A ausência de vida democrática, de uma imprensa livre e multifacetada, os silêncios tácticos, as ambiguidades estratégicas reduziram a oposição interior portuguesa a um conjunto de solilóquios que se ignoravam quando não se sobrepunham. O grande crime do Estado Novo terá sido exactamente esse: secou a vida intelectual própria e alheia. A Direita repetia Alfredo Pimenta ou vivia à sombra (e com os favores) do Regime. Tudo isso embrutecidamente envolvido num celofane católico e rural. A Igreja portuguesa ia a Fátima, publicava O Cavaleiro da Imaculada e outras necedades e não tinha no seu seio, sequer nas JOC ou na JUC, um contraponto de peso. Meia dúzia de contestatários sem raízes e, muito menos, eco na comunidade, não podem mesmo com a lupa histórica de hoje merecer mais do que três linhas. Aliás o catolicismo português estava descristianizado desde há séculos, era beato e amorfo pelo que pedir ao pilriteiro que desse peras era esperar apenas mais um milagre. E os milagres no segundo e terceiro quartéis do século XX eram exageradamente raros.

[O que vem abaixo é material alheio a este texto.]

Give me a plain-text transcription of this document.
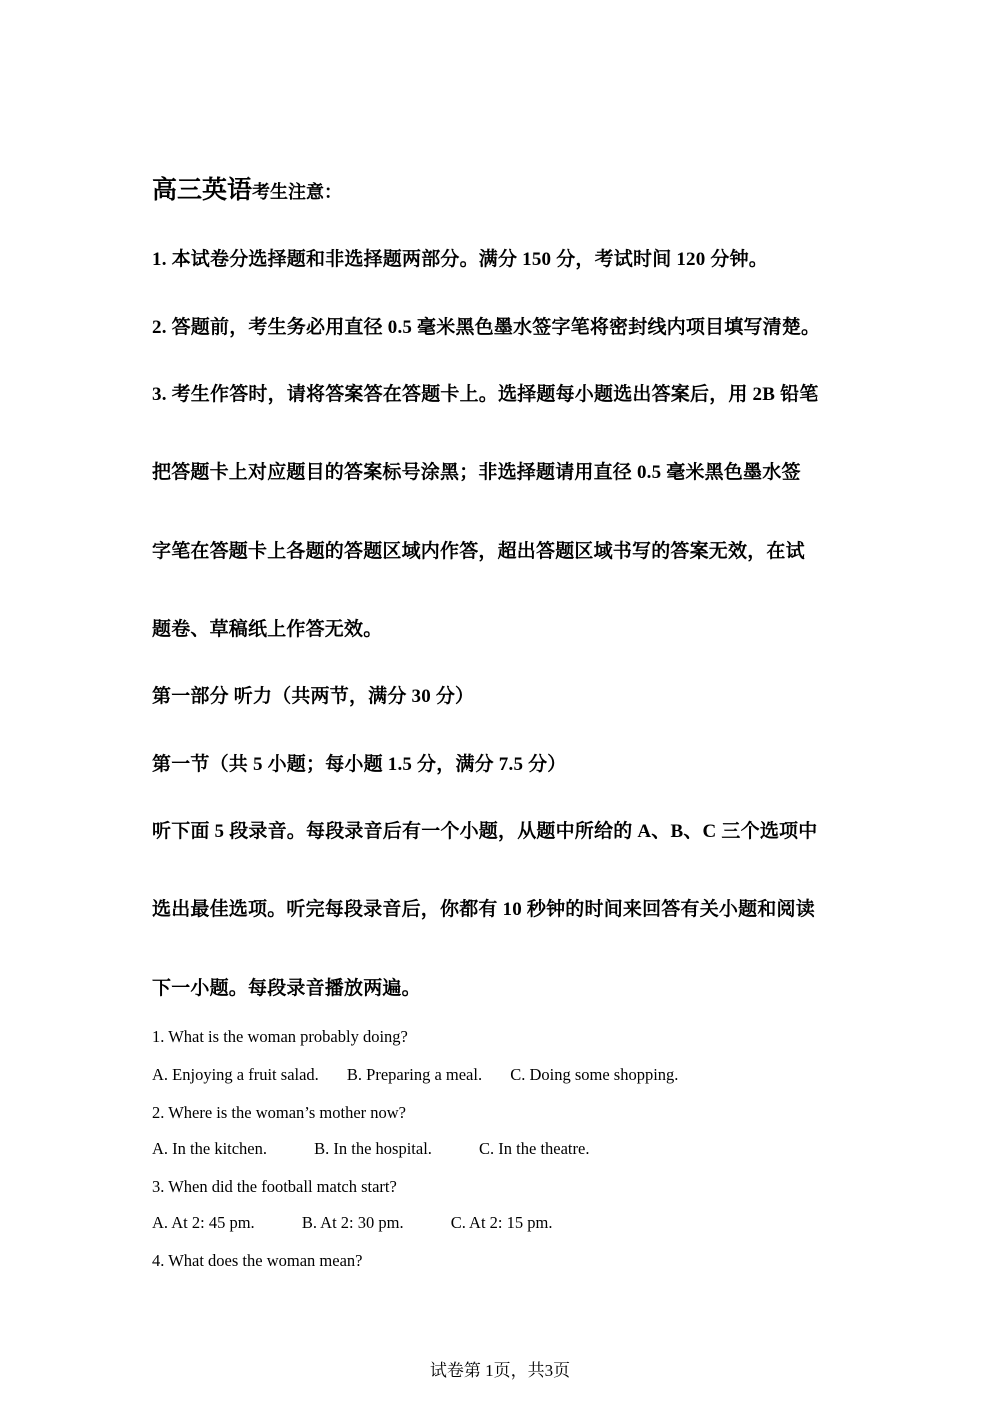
高三英语考生注意：
1. 本试卷分选择题和非选择题两部分。满分 150 分，考试时间 120 分钟。
2. 答题前，考生务必用直径 0.5 毫米黑色墨水签字笔将密封线内项目填写清楚。
3. 考生作答时，请将答案答在答题卡上。选择题每小题选出答案后，用 2B 铅笔
把答题卡上对应题目的答案标号涂黑；非选择题请用直径 0.5 毫米黑色墨水签
字笔在答题卡上各题的答题区域内作答，超出答题区域书写的答案无效，在试
题卷、草稿纸上作答无效。
第一部分 听力（共两节，满分 30 分）
第一节（共 5 小题；每小题 1.5 分，满分 7.5 分）
听下面 5 段录音。每段录音后有一个小题，从题中所给的 A、B、C 三个选项中
选出最佳选项。听完每段录音后，你都有 10 秒钟的时间来回答有关小题和阅读
下一小题。每段录音播放两遍。
1. What is the woman probably doing?
A. Enjoying a fruit salad. B. Preparing a meal. C. Doing some shopping.
2. Where is the woman’s mother now?
A. In the kitchen.	B. In the hospital.	C. In the theatre.
3. When did the football match start?
A. At 2: 45 pm.	B. At 2: 30 pm.	C. At 2: 15 pm.
4. What does the woman mean?
试卷第 1页，共3页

Não admira, portanto, que a juventude universitária, ou pelo menos a sua elite dirigente, que acampava na oposição, se mostrasse extremamente receptiva à propaganda do Partido Comunista. Este propunha-lhe uma “teoria”, um exemplo heróico, uma mitologia e uma critica radical ao passado (du passé faisons table rase) cuja virtude era mais do que discutível.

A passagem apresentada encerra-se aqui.